Sécurité routière : pourquoi les hommes conduisent-ils plus dangereusement que les femmes ?
(Photo d'illustration)

publié le samedi 29 mai 2021 à 07h00

Selon le chercheur Florent Varet, spécialiste des liens entre auteurs d'infractions et constructions sociales, les garçons sont, dès l'enfance, encouragés à avoir "des comportements à risques". 

"Femme au volant, mort au tournant". Jamais expression n'a été plus fausse.

Alors que l'égalité femmes-hommes est au coeur des problématiques ces dernières années, les violations du code de la route, qui a fêté cette semaine son 100e anniversaire, restent en effet un secteur largement dominé par les hommes, notamment surreprésentés dans les accidents mortels. "Au niveau mondial, près de trois fois plus d'hommes que de femmes meurent sur la route", souligne en effet à l'AFP le chercheur Florent Varet de l'université catholique de Lille. 



Pour le chercheur, spécialiste des liens entre auteurs d'infractions et constructions sociales, tout remonte à l'enfance et à l'éducation. "La conduite à risque des hommes peut s'expliquer par le rôle clé de l'éducation parentale et de la socialisation au risque, qui est différenciée chez les filles et chez les garçons. Pour ces derniers, on a tendance à encourager les comportements à risques", explique-t-il.

Un modèle masculin viril et aimant le danger véhiculé également à travers les médias de masse, comme la télévision, le cinéma ou les séries, précise le spécialiste. "Dans la série de films 'Fast and Furious' par exemple, on présente des héros masculins, musclés et virils et le public opère une association entre ces personnages et la prise de risque au volant", note Florent Varet. A l'inverse, "le respect de la règle et la prudence sont des caractéristiques qui renvoient davantage à la féminité", ajoute-t-il.

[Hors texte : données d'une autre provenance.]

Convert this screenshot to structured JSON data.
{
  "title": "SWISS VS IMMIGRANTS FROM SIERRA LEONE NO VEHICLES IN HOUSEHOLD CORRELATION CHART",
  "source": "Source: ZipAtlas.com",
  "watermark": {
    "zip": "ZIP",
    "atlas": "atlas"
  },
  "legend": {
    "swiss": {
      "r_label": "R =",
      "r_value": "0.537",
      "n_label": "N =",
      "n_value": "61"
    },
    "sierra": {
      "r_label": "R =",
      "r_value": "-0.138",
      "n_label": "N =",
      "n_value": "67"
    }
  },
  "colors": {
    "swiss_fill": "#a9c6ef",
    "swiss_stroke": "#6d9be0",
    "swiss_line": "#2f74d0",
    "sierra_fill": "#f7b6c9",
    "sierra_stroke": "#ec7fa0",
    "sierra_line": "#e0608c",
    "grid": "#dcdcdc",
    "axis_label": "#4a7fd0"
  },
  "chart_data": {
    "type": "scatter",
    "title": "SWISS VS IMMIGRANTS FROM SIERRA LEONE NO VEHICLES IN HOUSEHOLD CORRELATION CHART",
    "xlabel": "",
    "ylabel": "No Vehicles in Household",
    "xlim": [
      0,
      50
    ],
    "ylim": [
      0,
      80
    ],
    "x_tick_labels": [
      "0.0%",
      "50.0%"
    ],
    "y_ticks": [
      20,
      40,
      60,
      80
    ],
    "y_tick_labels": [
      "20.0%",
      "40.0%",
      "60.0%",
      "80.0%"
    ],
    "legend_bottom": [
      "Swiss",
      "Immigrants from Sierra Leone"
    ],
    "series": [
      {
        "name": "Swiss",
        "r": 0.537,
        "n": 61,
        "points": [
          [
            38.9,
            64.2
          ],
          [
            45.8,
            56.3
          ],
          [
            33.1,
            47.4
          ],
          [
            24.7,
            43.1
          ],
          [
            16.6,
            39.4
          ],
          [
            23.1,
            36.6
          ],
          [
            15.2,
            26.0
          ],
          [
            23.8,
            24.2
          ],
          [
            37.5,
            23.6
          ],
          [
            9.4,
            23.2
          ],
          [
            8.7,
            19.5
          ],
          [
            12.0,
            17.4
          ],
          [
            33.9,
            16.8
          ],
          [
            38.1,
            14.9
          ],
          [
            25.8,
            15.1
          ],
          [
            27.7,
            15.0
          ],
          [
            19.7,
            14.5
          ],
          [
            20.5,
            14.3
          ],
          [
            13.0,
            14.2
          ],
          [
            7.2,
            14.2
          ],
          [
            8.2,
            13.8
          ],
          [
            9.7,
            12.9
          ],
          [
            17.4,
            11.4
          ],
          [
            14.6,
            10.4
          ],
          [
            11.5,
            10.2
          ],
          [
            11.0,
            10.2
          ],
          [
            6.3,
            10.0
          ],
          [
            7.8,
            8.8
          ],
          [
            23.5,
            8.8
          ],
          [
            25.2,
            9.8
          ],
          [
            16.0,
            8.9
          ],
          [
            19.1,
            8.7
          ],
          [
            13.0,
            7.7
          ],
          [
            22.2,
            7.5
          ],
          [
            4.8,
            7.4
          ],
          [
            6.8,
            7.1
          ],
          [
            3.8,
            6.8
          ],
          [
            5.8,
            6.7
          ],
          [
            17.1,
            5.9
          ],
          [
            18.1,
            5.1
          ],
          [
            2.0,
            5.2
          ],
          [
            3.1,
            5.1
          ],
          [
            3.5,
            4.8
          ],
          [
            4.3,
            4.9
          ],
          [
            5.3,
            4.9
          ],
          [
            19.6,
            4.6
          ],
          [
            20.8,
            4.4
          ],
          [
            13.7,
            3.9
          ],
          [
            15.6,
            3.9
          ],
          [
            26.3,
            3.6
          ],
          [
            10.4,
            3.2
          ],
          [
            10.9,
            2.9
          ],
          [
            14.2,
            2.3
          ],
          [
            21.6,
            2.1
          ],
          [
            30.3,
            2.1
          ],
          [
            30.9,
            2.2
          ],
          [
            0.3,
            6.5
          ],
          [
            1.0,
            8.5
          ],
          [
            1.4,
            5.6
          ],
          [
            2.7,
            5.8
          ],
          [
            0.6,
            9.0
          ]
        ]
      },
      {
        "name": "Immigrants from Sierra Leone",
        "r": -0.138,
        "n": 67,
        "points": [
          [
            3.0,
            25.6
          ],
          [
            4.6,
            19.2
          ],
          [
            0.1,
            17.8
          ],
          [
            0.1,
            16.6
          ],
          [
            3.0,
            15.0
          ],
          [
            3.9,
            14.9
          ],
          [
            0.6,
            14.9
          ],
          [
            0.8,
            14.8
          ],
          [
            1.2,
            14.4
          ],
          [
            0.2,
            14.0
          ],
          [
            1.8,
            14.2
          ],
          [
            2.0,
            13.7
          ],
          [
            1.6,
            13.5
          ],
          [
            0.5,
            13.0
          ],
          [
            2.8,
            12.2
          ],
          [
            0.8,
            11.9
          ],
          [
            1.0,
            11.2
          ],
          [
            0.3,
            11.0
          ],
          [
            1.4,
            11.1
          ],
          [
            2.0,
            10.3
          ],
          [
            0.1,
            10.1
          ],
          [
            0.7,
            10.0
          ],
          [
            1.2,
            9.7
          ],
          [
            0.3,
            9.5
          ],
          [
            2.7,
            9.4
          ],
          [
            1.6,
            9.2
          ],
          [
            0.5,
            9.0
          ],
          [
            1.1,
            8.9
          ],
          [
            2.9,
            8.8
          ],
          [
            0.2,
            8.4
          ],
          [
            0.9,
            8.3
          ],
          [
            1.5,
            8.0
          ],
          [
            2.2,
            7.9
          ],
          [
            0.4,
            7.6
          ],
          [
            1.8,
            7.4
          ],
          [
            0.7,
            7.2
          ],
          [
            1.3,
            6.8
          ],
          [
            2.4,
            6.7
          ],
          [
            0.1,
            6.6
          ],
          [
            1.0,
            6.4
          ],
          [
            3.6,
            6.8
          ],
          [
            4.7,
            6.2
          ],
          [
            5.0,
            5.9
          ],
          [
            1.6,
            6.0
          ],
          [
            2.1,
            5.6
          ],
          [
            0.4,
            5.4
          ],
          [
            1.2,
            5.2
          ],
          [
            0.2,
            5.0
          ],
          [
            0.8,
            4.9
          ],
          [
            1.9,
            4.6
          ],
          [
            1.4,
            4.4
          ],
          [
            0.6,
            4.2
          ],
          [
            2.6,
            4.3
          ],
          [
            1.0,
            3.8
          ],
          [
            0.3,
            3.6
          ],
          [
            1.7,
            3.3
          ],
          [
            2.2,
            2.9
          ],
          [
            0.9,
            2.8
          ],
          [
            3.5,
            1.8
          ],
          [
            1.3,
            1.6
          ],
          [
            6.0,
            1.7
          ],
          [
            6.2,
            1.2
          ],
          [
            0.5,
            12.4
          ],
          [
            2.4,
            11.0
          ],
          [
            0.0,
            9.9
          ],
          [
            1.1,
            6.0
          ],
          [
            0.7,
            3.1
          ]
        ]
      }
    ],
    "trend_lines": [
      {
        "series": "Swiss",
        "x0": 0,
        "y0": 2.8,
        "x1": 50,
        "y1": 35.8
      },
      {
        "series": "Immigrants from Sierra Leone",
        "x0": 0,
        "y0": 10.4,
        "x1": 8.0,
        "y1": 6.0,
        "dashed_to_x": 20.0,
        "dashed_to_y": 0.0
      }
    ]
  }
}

Un comportement genré plus que biologique

Mais attention, cela ne veut pas dire qu'une femme ne peut pas être dangereuse au volant. Il s'agit en fait d'une expression de genre plutôt que biologique. "Il y a une différenciation à faire entre ce qui relève du sexe biologique et de la construction sociale de la masculinité ou de la féminité. On peut prédire les comportements à risque sur la route, indépendamment du sexe biologique des individus, en fonction de leur expression de genre : masculine ou féminine", assure l'expert.

La masculinité est notamment associée à la performance à la réussite sociale et à la domination, des marqueurs associés aux classes sociales les plus élevées. Et dans les faits, des travaux montrent notamment que dans les classes sociales privilégiées, les conductrices ont un profil et un comportement qui se rapproche de celui des hommes. "Le fait pour une femme d'accéder à cette classe peut la rapprocher des caractéristiques et des comportements inhérents à la masculinité. On retrouve cela dans l'étude d'autres comportements à risques, au-delà de la conduite automobile", souligne Florent Varet.

Des messages de prévention pas forcément adaptés 

Le chercheur se montre par ailleurs critique envers les campagnes de prévention, dont de nombreux spots consistent à jouer sur l'appel à la peur. "On capitalise sur la crainte de la mort, de la blessure ou de la perte d'un proche mais ce n'est pas toujours efficace : le public peut développer des mécanismes de défense qui se traduisent par un rejet du message, un déni et une minimisation de l'impact des comportements à risque", selon lui. 

"Utiliser l'appel à la peur requiert d'expliquer aux gens qu'ils sont en mesure de changer leurs comportements, c'est ce qu'on appelle le sentiment d'efficacité personnelle en psychologie. L'idéal serait d'avoir des messages ciblant à la fois la population générale et le public plus spécifique des victimes de la route, sans tomber dans une stigmatisation des jeunes", assure Florent Varet.